Delayed cardiac toxicity after sodium azide ingestion has been previously described. The aforementioned inhibition of cytochrome C oxidase presumably underlies the substance’s cardiotoxic effects, as cells with high metabolic rates, such as neurons and cardiomyocytes, are particularly susceptible.^1^ One prior case report noted a reduced LVEF to 30% following ingestion that was ascribed to sodium azide-potentiated ischemia given an 80% stenosis detected in the right coronary artery during left heart catheterization.^3^ In that case, no angioplasty was performed and the patient was treated with nitrates with the goal of improving myocardial perfusion with eventual normalization of systolic function within 3 weeks following treatment.^3^ Two case reports noted a reduced LVEF and progression to cardiogenic shock after ingestion of sodium azide requiring vasoactive pharmacotherapy and intra-aortic balloon pump, resulting ultimately in the death of one^7^ and survival of the other patient.^8^ Notably, cardiac histopathologic sections following an autopsy revealed interstitial oedema and myofibrillar degeneration.^7^ In all three cases, myocardial injury was a delayed manifestation as evidenced by troponin elevation at ∼48–72 h after ingestion, similar to the present case report.

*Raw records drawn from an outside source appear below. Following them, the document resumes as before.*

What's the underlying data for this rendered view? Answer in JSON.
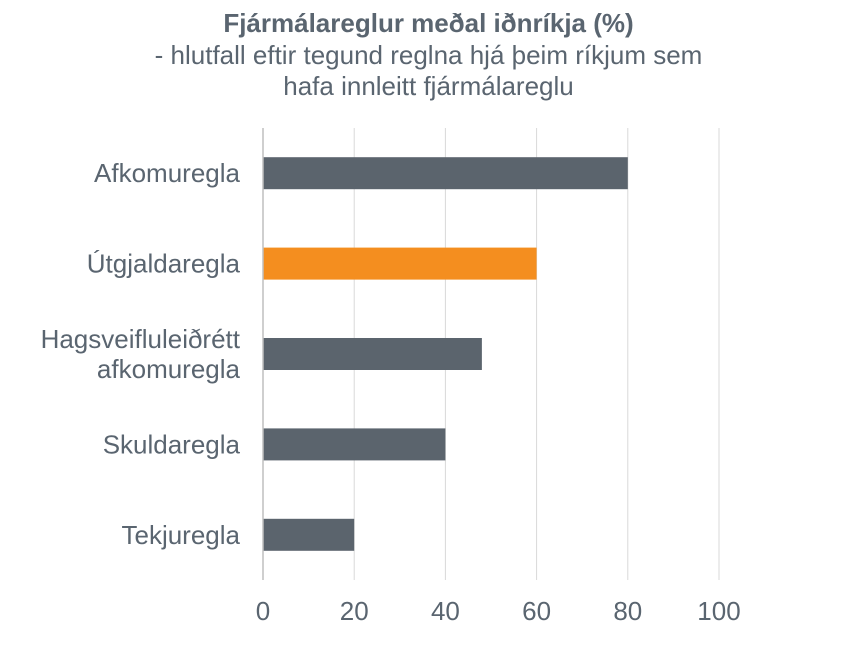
{
  "chart_data": {
    "type": "bar",
    "orientation": "horizontal",
    "title": "Fjármálareglur meðal iðnríkja (%)",
    "subtitle_lines": [
      "- hlutfall eftir tegund reglna hjá þeim ríkjum sem",
      "hafa innleitt fjármálareglu"
    ],
    "categories": [
      [
        "Afkomuregla"
      ],
      [
        "Útgjaldaregla"
      ],
      [
        "Hagsveifluleiðrétt",
        "afkomuregla"
      ],
      [
        "Skuldaregla"
      ],
      [
        "Tekjuregla"
      ]
    ],
    "values": [
      80,
      60,
      48,
      40,
      20
    ],
    "colors": [
      "#5b646d",
      "#f48e1f",
      "#5b646d",
      "#5b646d",
      "#5b646d"
    ],
    "xlim": [
      0,
      100
    ],
    "xticks": [
      0,
      20,
      40,
      60,
      80,
      100
    ],
    "grid": "vertical",
    "xlabel": "",
    "ylabel": ""
  }
}
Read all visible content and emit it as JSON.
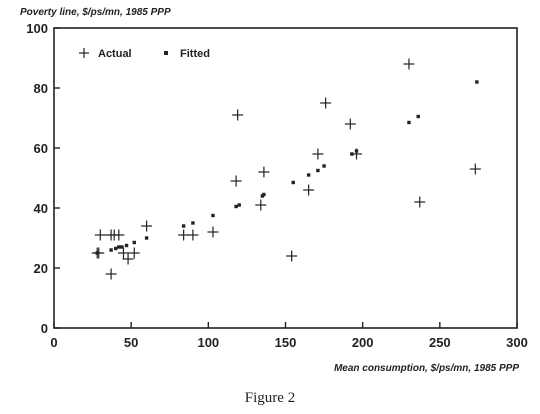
{
  "chart_data": {
    "type": "scatter",
    "ylabel": "Poverty line, $/ps/mn, 1985 PPP",
    "xlabel": "Mean consumption, $/ps/mn, 1985 PPP",
    "xlim": [
      0,
      300
    ],
    "ylim": [
      0,
      100
    ],
    "xticks": [
      "0",
      "50",
      "100",
      "150",
      "200",
      "250",
      "300"
    ],
    "yticks": [
      "0",
      "20",
      "40",
      "60",
      "80",
      "100"
    ],
    "legend_position": "top-left",
    "series": [
      {
        "name": "Actual",
        "marker": "plus",
        "points": [
          [
            28,
            25
          ],
          [
            29,
            25
          ],
          [
            30,
            31
          ],
          [
            37,
            31
          ],
          [
            37,
            18
          ],
          [
            39,
            31
          ],
          [
            42,
            31
          ],
          [
            45,
            25
          ],
          [
            48,
            23
          ],
          [
            52,
            25
          ],
          [
            60,
            34
          ],
          [
            84,
            31
          ],
          [
            90,
            31
          ],
          [
            103,
            32
          ],
          [
            118,
            49
          ],
          [
            119,
            71
          ],
          [
            134,
            41
          ],
          [
            136,
            52
          ],
          [
            154,
            24
          ],
          [
            165,
            46
          ],
          [
            171,
            58
          ],
          [
            176,
            75
          ],
          [
            192,
            68
          ],
          [
            196,
            58
          ],
          [
            230,
            88
          ],
          [
            237,
            42
          ],
          [
            273,
            53
          ]
        ]
      },
      {
        "name": "Fitted",
        "marker": "dot",
        "points": [
          [
            28,
            25
          ],
          [
            37,
            26
          ],
          [
            40,
            26.5
          ],
          [
            42,
            27
          ],
          [
            44,
            27
          ],
          [
            47,
            27.5
          ],
          [
            52,
            28.5
          ],
          [
            60,
            30
          ],
          [
            84,
            34
          ],
          [
            90,
            35
          ],
          [
            103,
            37.5
          ],
          [
            118,
            40.5
          ],
          [
            120,
            41
          ],
          [
            135,
            44
          ],
          [
            136,
            44.5
          ],
          [
            155,
            48.5
          ],
          [
            165,
            51
          ],
          [
            171,
            52.5
          ],
          [
            175,
            54
          ],
          [
            193,
            58
          ],
          [
            196,
            59
          ],
          [
            230,
            68.5
          ],
          [
            236,
            70.5
          ],
          [
            274,
            82
          ]
        ]
      }
    ]
  },
  "caption": "Figure 2"
}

Given the pleuritic nature of our patient’s chest pain, suggestive ECG changes, elevated troponin levels, and the absence of other inciting factors, we diagnosed the patient with myopericarditis. The absence of a significantly depressed LVEF in our case, as opposed to prior reports,^3,7,8^ could be secondary to exposure to a lower sodium azide dose in our patient. Given the lack of information on the exact amount ingested, the dose-dependent effect of sodium azide on left ventricular function remains a hypothesis requiring further investigation. Although a prior literature review^9^ listed sodium azide as a potential toxic aetiology of myocarditis, to our knowledge, we describe the first case of sodium azide-induced myopericarditis with a preserved LVEF treated with colchicine. Symptom resolution within 4 days of colchicine initiation could represent either treatment success or the natural progression of the patient’s self-limited course. Colchicine is an established treatment of pericarditis, but its inhibition of endocytosis could be mechanistically relevant to this particular case.^10^ Endocytosis is an ATP-dependent cellular function, so its inhibition by colchicine could have spared ATP, which would be in short supply due to sodium azide’s effect on the electron transport chain. Further in vitro and in vivo experimentation is required to suggest colchicine as the recommended treatment for sodium azide-induced myopericarditis.
Conclusions
We describe the first case of sodium azide-induced myopericarditis with a preserved LVEF successfully treated with colchicine. Given the availability of sodium azide and multiple prior exposure reports in the literature, clinicians should be aware of its cardiotoxic effects, while further investigations are required to determine an optimal treatment strategy.